Question

Determine the value(s) of \(a\) such that \(\left\{ {\left( {\begin{aligned}{*{20}{c}}1\\a\end{aligned}} \right),\left( {\begin{aligned}{*{20}{c}}a\\{a + 2}\end{aligned}} \right)} \right\}\) is linearly independent.

Short answer

The vectors are linearly independent for all values of \(a\), except \(a = 2\) and \(a = - 1\).

Step-by-step solution

Write the vector in the augmented matrix form

Write the vector in the augmented matrix form.

\(\begin{aligned}{l}{x_1}{{\mathop{\rm v}\nolimits} _1} + {x_2}{{\mathop{\rm v}\nolimits} _2} = {{\mathop{\rm v}\nolimits} _3}\\{x_1}\left( {\begin{aligned}{*{20}{c}}1\\a\end{aligned}} \right) + {x_2}\left( {\begin{aligned}{*{20}{c}}a\\{a + 2}\end{aligned}} \right) = \left( {\begin{aligned}{*{20}{c}}0\\0\end{aligned}} \right)\,....\left( * \right)\\\left( {\begin{aligned}{*{20}{c}}1&a&0\\a&{a + 2}&0\end{aligned}} \right)\end{aligned}\)

Apply the row operation

At row two, multiply row one by \(a\) and subtract it from row two.

\(\begin{aligned}{l}\left( {\begin{aligned}{*{20}{c}}1&a&0\\0&{a + 2 - {a^2}}&0\end{aligned}} \right)\\\left( {\begin{aligned}{*{20}{c}}1&a&0\\0&{\left( {2 - a} \right)\left( {1 + a} \right)}&0\end{aligned}} \right)\end{aligned}\)

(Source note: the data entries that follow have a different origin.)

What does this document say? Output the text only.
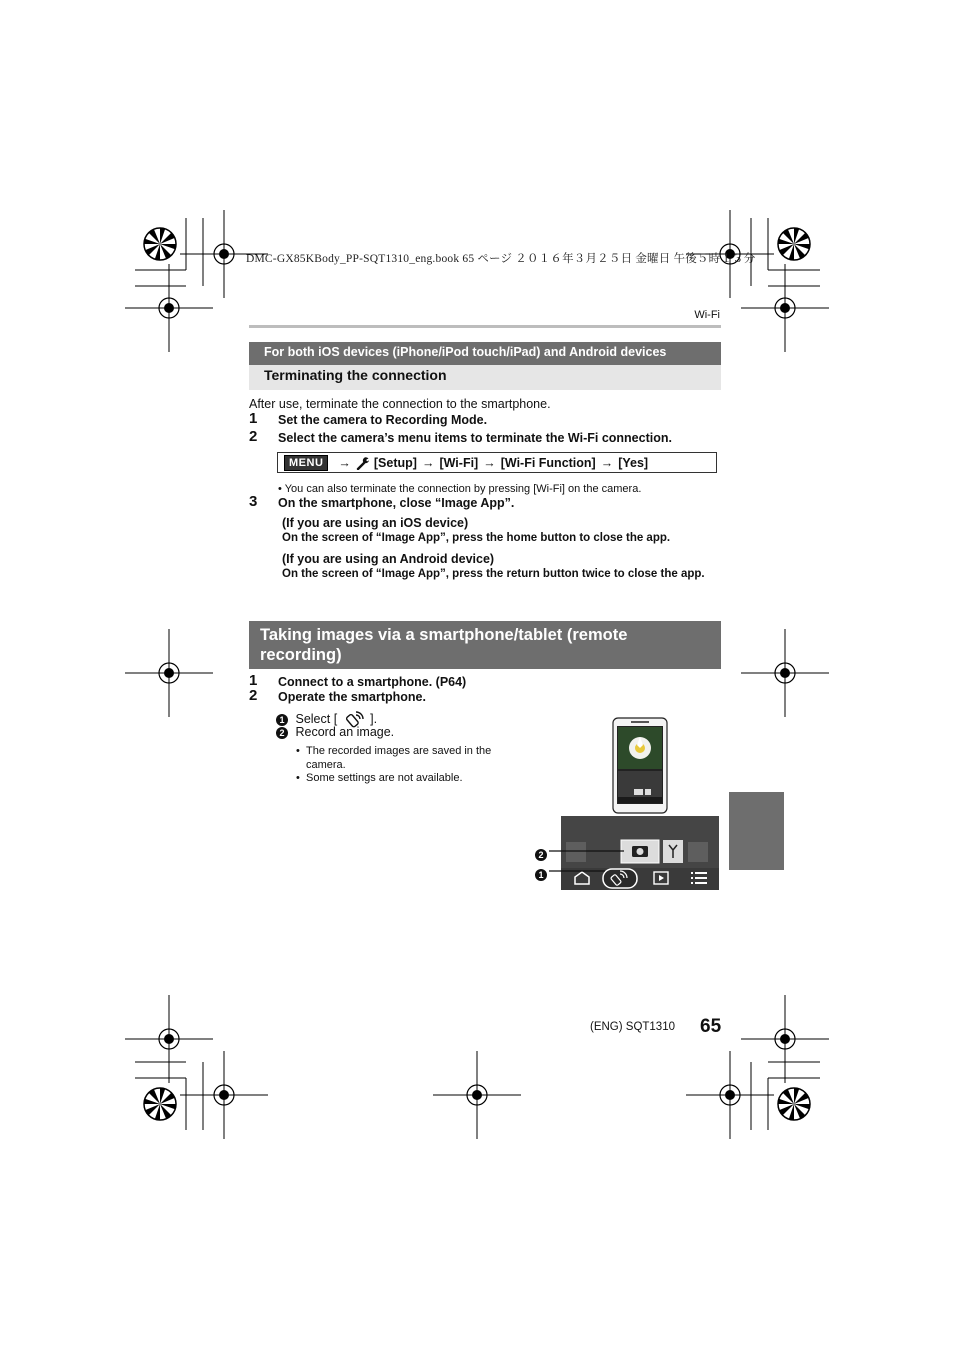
DMC-GX85KBody_PP-SQT1310_eng.book 65 ページ ２０１６年３月２５日 金曜日 午後５時１３分
Wi-Fi
For both iOS devices (iPhone/iPod touch/iPad) and Android devices
Terminating the connection
After use, terminate the connection to the smartphone.
1 Set the camera to Recording Mode.
2 Select the camera’s menu items to terminate the Wi-Fi connection.
MENU	→ [Setup] → [Wi-Fi] → [Wi-Fi Function] → [Yes]
• You can also terminate the connection by pressing [Wi-Fi] on the camera.
3 On the smartphone, close “Image App”.
(If you are using an iOS device)
On the screen of “Image App”, press the home button to close the app.
(If you are using an Android device)
On the screen of “Image App”, press the return button twice to close the app.
Taking images via a smartphone/tablet (remote recording)
1 Connect to a smartphone. (P64)
2 Operate the smartphone.
1 Select [	].
2 Record an image.
• The recorded images are saved in the camera.
• Some settings are not available.
2
1
(ENG) SQT1310 65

Determine the value of \(a\) 

The columns of matrix \(A\) arelinearly independentif and only if the equation \(Ax = 0\) has only a trivial solution.

There is a non-trivial solution for equation (*) if and only if \(\left( {2 - a} \right)\left( {1 + a} \right) = 0\).

Thus, the vectors are linearly independent for all values of \(a\), except \(a = 2\) and \(a = - 1\).